Awards and highlights
- 3× NFL champion (1931, 1936, 1939); Green Bay Packers Hall of Fame; 2× Second-team All-Big Ten (1929, 1930);

Career statistics
- Games played: 103
- starts: 71
- Yards receiving: 1,299
- Touchdowns: 8
- Stats at Pro Football Reference

= Milt Gantenbein =

American football player (1910–1988)

Milton Edward Gantenbein (May 31, 1910 – December 18, 1988) was an American football player who played on three championship teams, as an end and as a defensive end for the Green Bay Packers from 1931 to 1940.

==Biography==

Milt Gantenbein was born May 31, 1910, in New Albin, Iowa.
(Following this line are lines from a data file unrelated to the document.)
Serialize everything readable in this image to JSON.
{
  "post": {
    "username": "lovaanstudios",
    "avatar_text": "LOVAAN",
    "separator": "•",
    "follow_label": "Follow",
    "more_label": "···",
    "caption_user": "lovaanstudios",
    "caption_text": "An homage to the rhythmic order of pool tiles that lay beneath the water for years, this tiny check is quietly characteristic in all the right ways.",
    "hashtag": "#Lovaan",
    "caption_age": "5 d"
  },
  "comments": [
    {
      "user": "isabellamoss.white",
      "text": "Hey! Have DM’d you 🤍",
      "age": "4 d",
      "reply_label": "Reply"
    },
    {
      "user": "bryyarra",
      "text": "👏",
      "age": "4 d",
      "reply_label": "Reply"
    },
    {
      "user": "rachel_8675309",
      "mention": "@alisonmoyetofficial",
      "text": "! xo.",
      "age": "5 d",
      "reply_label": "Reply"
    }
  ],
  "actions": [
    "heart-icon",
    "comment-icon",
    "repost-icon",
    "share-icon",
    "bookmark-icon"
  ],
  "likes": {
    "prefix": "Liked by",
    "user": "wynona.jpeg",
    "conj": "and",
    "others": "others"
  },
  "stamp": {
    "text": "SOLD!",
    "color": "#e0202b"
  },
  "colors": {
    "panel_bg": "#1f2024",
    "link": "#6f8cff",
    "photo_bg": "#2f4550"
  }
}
The former University of Wisconsin–Madison standout was a member of three National Football League (NFL) championship teams under head coach Curly Lambeau. In 1931, his rookie year, the sure-handed Gantenbein was the perfect complement to deep-threat Laverne Dilweg in Lambeau's pass-oriented offense and was a solid addition at defensive end. Green Bay's defense limited opponents to 87 points and had five shutouts, while the Packer offense compiled 291 points in fashioning a 12-2 record and winning a third league championship title in the 1931 NFL season. Gantenbein continued as a two-way starter for the next three seasons, playing in the shadow of Dilweg and Johnny Blood.

In the 1936 NFL season, Don Hutson and Gantenbein were the main targets in the Packers' record-setting passing attack, with 34 and 15 catches respectively. The duo was also instrumental in Green Bay's 21-6 victory over the Boston Redskins in the 1936 NFL Championship Game . Gantenbein iced the game with an 8-yard touchdown reception from Arnie Herber in the third quarter.

Gantenbein was named a team captain for the 1937 squad, and he again was a stalwart in the defensive line and the team's second leading receiver with 12 catches for 237 yards (19.8 yard average) and two touchdowns. In the 1937 NFL season, Green Bay slipped to 7–4. In the 1938 NFL season, the team had an 8-3 record and made it to the 1938 NFL Championship Game, where the Packers lost 23–17 to the Giants in New York.

In the 1939 NFL season, the Green Bay Packers struggled at times but posted a 9–2 record to gain a rematch with the New York Giants for the league title in the 1939 NFL Championship Game. This time the game was played on Wisconsin soil, and Gantenbein opened the scoring with a 7-yard touchdown reception from Arnie Herber. It would be all the points the Packers needed on a cold and windy afternoon at Wisconsin State Fair Park in Milwaukee, as they crushed the Giants, 27–0.

He was inducted into the Packers Hall of Fame in 1972 and finished his career with three NFL championships, 77 receptions, 1,299 yards and eight touchdowns. Milt played in 103 regular-season games as a Packer and was inducted into the Green Bay Packers Hall of Fame in 1972.

With his playing days behind him, Gantenbein went on to coach football at Manhattan College in New York for several years.